Theoretically, that shouldn't matter all that much, since if all properties were deemed to have risen in value by about 20 per cent, and the municipality and county or region kept their spending at about the previous year's level, everyone would be paying roughly the same amount in property taxes, assuming that the Province would not be demanding more from the education levy, its share of the property tax.
Of course, that's hardly what has been happening. In Orangeville, even a "zero budget" process has failed to keep the town's 2006 expenditures even close to last year's $14.8 million. Documents submitted to last Monday's budget session showed that even after chopping about $450,000 from the draft budget, proposed spending was still proposed at about $16.3 million - an increase of about 10 per cent.
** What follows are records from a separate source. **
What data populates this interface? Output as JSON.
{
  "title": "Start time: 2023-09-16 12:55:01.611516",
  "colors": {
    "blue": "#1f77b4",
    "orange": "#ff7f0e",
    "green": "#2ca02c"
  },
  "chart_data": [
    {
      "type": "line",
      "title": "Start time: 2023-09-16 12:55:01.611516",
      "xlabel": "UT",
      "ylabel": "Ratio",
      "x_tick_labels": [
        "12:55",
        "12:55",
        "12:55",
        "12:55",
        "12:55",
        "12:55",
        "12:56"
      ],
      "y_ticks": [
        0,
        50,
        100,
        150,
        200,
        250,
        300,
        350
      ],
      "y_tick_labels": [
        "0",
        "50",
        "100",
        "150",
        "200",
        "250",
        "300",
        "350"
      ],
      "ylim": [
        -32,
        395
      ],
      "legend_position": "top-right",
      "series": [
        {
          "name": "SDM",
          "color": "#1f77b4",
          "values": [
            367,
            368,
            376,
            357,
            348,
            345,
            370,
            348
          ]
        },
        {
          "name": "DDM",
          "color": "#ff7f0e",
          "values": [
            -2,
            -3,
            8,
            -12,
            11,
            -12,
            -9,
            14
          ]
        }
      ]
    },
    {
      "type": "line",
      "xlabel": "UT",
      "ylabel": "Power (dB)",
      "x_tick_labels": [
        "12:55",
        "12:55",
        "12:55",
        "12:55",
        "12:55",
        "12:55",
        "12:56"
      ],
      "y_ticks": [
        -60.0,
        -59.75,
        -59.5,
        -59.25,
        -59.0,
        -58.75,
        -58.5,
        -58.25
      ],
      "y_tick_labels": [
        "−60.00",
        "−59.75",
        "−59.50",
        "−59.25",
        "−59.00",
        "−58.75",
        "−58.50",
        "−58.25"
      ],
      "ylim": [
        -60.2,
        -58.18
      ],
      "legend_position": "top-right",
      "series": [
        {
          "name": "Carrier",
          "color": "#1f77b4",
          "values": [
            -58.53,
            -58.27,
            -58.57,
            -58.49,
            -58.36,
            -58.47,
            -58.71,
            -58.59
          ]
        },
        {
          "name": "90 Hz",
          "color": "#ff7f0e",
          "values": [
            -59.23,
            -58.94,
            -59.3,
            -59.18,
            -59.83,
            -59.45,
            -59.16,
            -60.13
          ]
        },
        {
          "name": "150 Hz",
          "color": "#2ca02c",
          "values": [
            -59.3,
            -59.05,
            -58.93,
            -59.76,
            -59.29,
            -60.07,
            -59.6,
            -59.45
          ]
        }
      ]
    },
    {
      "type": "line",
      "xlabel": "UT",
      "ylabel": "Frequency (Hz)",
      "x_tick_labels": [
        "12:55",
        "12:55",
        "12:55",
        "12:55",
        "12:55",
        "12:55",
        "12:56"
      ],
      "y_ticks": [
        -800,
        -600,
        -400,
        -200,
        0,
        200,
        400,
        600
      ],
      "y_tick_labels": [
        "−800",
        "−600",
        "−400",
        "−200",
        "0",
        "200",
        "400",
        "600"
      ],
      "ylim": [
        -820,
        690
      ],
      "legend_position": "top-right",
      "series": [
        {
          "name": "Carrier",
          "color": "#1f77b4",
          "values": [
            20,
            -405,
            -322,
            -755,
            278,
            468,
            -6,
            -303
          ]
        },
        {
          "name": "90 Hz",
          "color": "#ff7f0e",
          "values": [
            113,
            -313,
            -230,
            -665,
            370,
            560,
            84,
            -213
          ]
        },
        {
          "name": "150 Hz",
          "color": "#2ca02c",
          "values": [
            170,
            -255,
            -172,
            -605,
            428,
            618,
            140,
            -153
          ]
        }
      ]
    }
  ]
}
Since the town has managed to attract some new assessment (albeit little in the form of new industrial assessment), an increase of about half that amount would mean that the "average" homeowner would wind up paying about the same amount to the town as he or she did in 2005. But if the spending hike stays in the vicinity of 10 per cent, our suspicion is that this same hypothetical taxpayer will pay significantly more for local municipal services, if not for county and education services.
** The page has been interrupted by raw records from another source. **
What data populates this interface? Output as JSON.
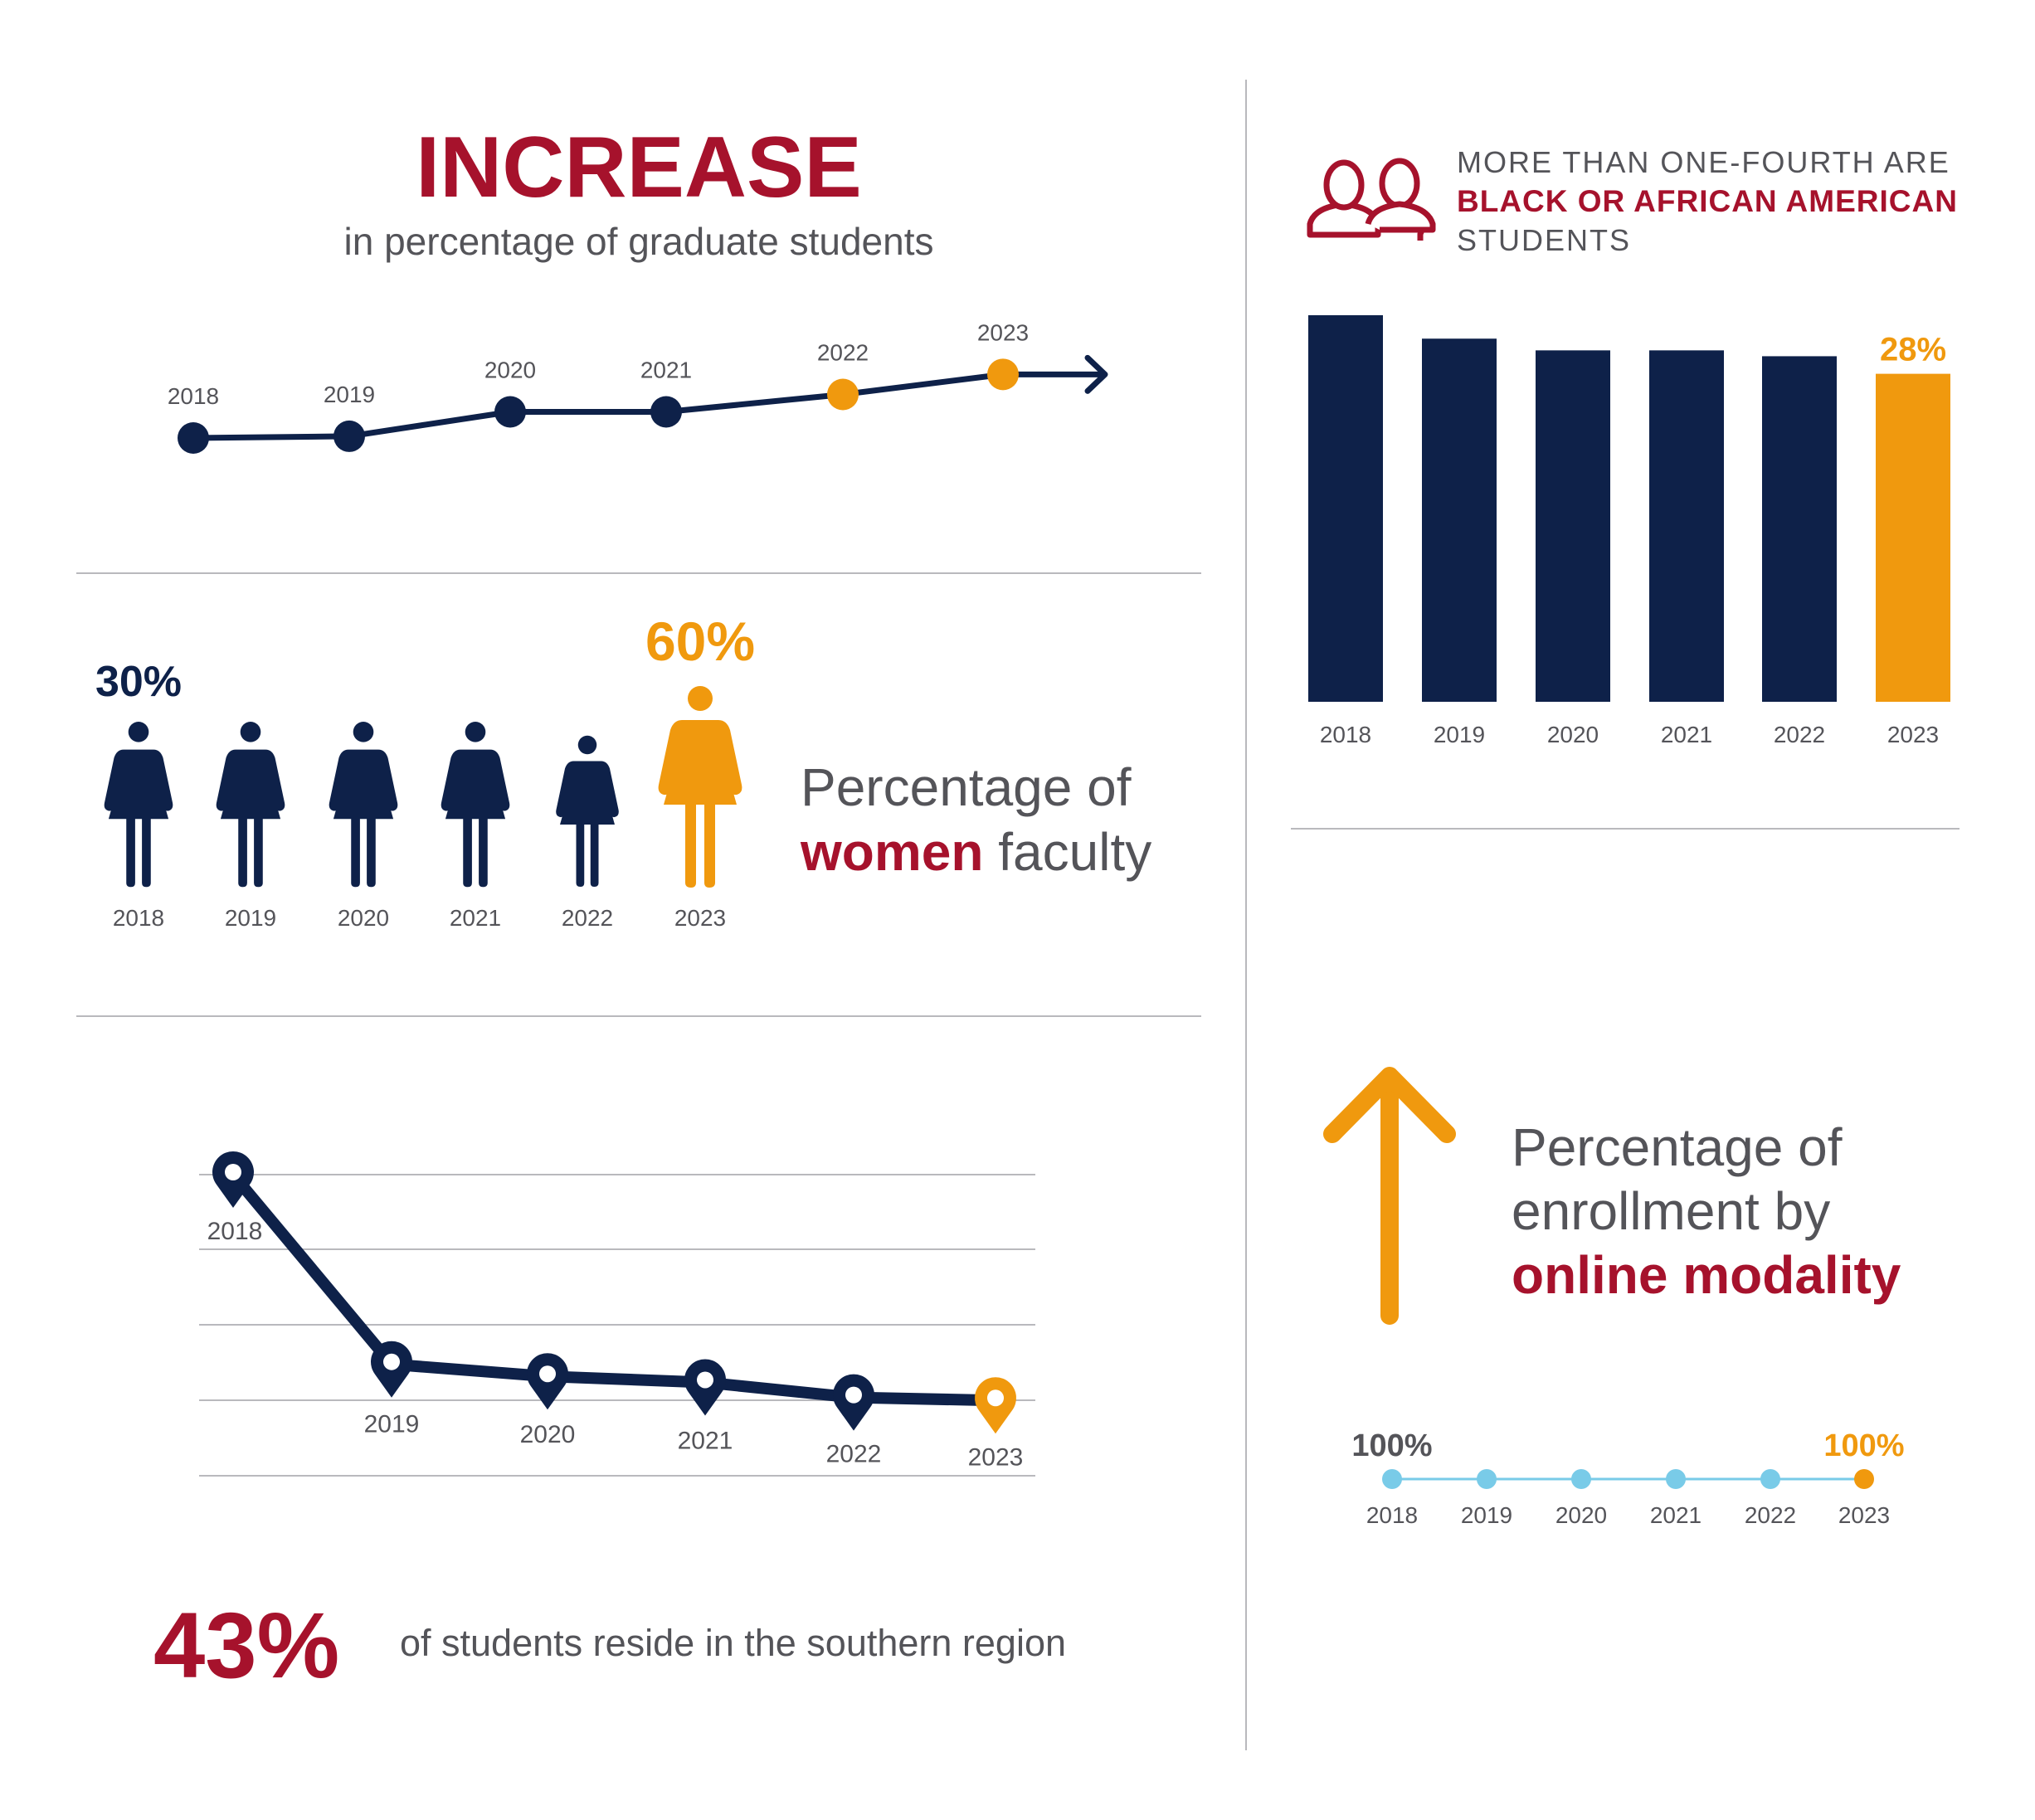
{
  "colors": {
    "navy": "#0e2149",
    "red": "#a6122c",
    "orange": "#f0990e",
    "gray_text": "#545459",
    "light_blue": "#79cbe8",
    "rule": "#b9b9bd"
  },
  "grad": {
    "title": "INCREASE",
    "subtitle": "in percentage of graduate students"
  },
  "women": {
    "first_value": "30%",
    "last_value": "60%",
    "label_line1": "Percentage of",
    "label_bold": "women",
    "label_rest": " faculty"
  },
  "south": {
    "big_value": "43%",
    "caption": "of students reside in the southern region"
  },
  "black": {
    "line1": "MORE THAN ONE-FOURTH ARE",
    "line2": "BLACK OR AFRICAN AMERICAN",
    "line3": "STUDENTS",
    "icon": "people-icon"
  },
  "online": {
    "line1": "Percentage of",
    "line2": "enrollment by",
    "line3": "online modality",
    "first_value": "100%",
    "last_value": "100%",
    "icon": "up-arrow-icon"
  },
  "chart_data": [
    {
      "id": "graduate-line",
      "type": "line",
      "x": [
        "2018",
        "2019",
        "2020",
        "2021",
        "2022",
        "2023"
      ],
      "values": [
        0.0,
        0.02,
        0.3,
        0.3,
        0.5,
        0.73
      ],
      "ylim": [
        0,
        1
      ],
      "highlight": [
        "2022",
        "2023"
      ]
    },
    {
      "id": "women-faculty",
      "type": "bar",
      "categories": [
        "2018",
        "2019",
        "2020",
        "2021",
        "2022",
        "2023"
      ],
      "values": [
        30,
        30,
        30,
        30,
        45,
        60
      ],
      "labels": {
        "2018": "30%",
        "2023": "60%"
      },
      "unit": "%"
    },
    {
      "id": "southern-region",
      "type": "line",
      "x": [
        "2018",
        "2019",
        "2020",
        "2021",
        "2022",
        "2023"
      ],
      "values": [
        100,
        37,
        33,
        31,
        26,
        25
      ],
      "ylim": [
        0,
        100
      ],
      "highlight": [
        "2023"
      ]
    },
    {
      "id": "black-students",
      "type": "bar",
      "categories": [
        "2018",
        "2019",
        "2020",
        "2021",
        "2022",
        "2023"
      ],
      "values": [
        33,
        31,
        30,
        30,
        29.5,
        28
      ],
      "ylim": [
        0,
        33
      ],
      "labels": {
        "2023": "28%"
      },
      "highlight": [
        "2023"
      ]
    },
    {
      "id": "online-modality",
      "type": "line",
      "x": [
        "2018",
        "2019",
        "2020",
        "2021",
        "2022",
        "2023"
      ],
      "values": [
        100,
        100,
        100,
        100,
        100,
        100
      ],
      "labels": {
        "2018": "100%",
        "2023": "100%"
      },
      "highlight": [
        "2023"
      ]
    }
  ]
}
But of one thing we're absolutely certain: because of the complexity of this taxation system, no one will obtain a proper understanding of why their tax bills are what they are.
And try as we might, we cannot find any justification for maintaining such a cumbersome - and expensive - assessment system.
After all, common sense surely tells us that property taxes should be based on the services required by the property owner.
When more services are demanded, taxes should go up, but otherwise they should increase only in line with the actual increase in the cost of providing them.
Sadly, that's not what happens under market value assessment or anything resembling it.
In fact, a well-kept house that's occupied by a widow or widower with no school-age children - who therefore puts little or no stress on education, road, water and sewer services, not to mention imposing demands on the police and fire services - actually gets a bigger tax bill than a neighbouring couple who happen to have several school-age children but live in a relatively unattractive house.
Even more ridiculously, it's our understanding that apartments in large buildings are actually taxed more heavily, relative to their market value, than other apartments and detached homes.
What really is needed is an end to assessments and the creation of a new form of property taxation, where taxes are based simply on the size of a property - not its appearance or quality in the eye of the beholder - and the local zoning.
Then, unless the property owner put on an addition to the house or was given more services, the tax bill would change in lock-step with the spending by the taxing authorities.
Instead of our current crop of highly paid assessors and review agencies, all we'd need is a local official with a tape measure.
But perhaps that makes too much sense.